Dans la rade de Marseille, les navettes abreuvent de visiteurs l’île du Frioul et le château d’If. L’île Degaby reste, en revanche, beaucoup plus confidentielle. Ce caillou de 3 500 m², sur lequel Louis XIV fit édifier un fortin remanié au XIXe siècle, doit son nom à Liane Degaby, une artiste de music-hall de la Belle Époque qui se vit offrir l’île par son mari. L'îlot passa ensuite de mains en mains, avant de devenir un lieu dédié à l’événementiel, réservé à quelques happy few.
Cette année, le fortin s’ouvre enfin plus largement au public. Du 9 mai jusqu’en octobre, il héberge un restaurant bar éphémère imaginé par un quatuor : les gérants Sofia et Boris Lefèvre, ainsi que Sébastien Dugast et Romain Nocoli - fondateurs de Mensa Food & Events (création d’événements culinaires dans des endroits insolites : domaines viticoles, Ventrus…), et respectivement anciens chef exécutif et directeur adjoint chez Gérald Passedat.
Fonctionner en autonomie
Côté restaurant, l’île Degaby propose une carte courte aux accents méditerranéens, à base de produits locaux (ticket moyen de 70 €, boissons comprises), et côté bar, des “tapas et une carte des vins travaillés”.

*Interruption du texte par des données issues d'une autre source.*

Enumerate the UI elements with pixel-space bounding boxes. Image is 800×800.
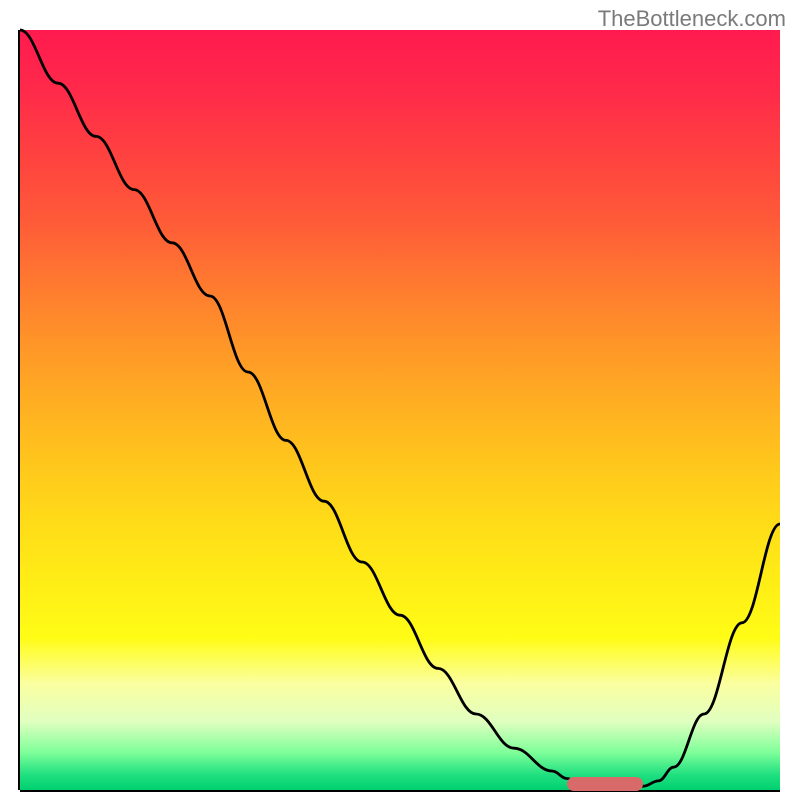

Le lieu, ouvert cinq jours par semaine, peut accueillir plus de 150 personnes, mais ne dispose ni d’accès à l’eau, ni d’électricité, ni d’égouts. “Toutes les cuissons longues sont réalisées dans le laboratoire, à terre, puis repassées au barbecue au moment du service. Le reste des cuissons est fait à la flamme pour les poissons et les viandes, ce qui permet de baisser la consommation énergétique, explique Boris Lefèvre. Des panneaux solaires et un groupe électrogène d’appoint permettent de faire fonctionner un dessalinisateur pour l’eau courante. On récupère les eaux de pluie pour l’arrosage et les toilettes, et nous faisons du compost pour faire pousser des végétaux et des herbes aromatiques.”
Contraintes météo
L’île n’est accessible que par beau temps, après une traversée de 15 minutes en bateau bientôt alimenté en bioéthanol (pour un coût de 20 €, réglable à la réservation). “La météo, c’est la plus grosse contrainte, car les vagues et le vent peuvent empêcher l’accostage. Le chef produit le matin même pour éviter tout gaspillage. En cas d’annulation météo, les gens sont remboursés, et nos activités parallèles permettent de retravailler certains produits et de limiter la casse. On a anticipé ces aléas dans notre business model”, poursuit-il.
L’îlot Degaby se mérite. Contre vents et marées.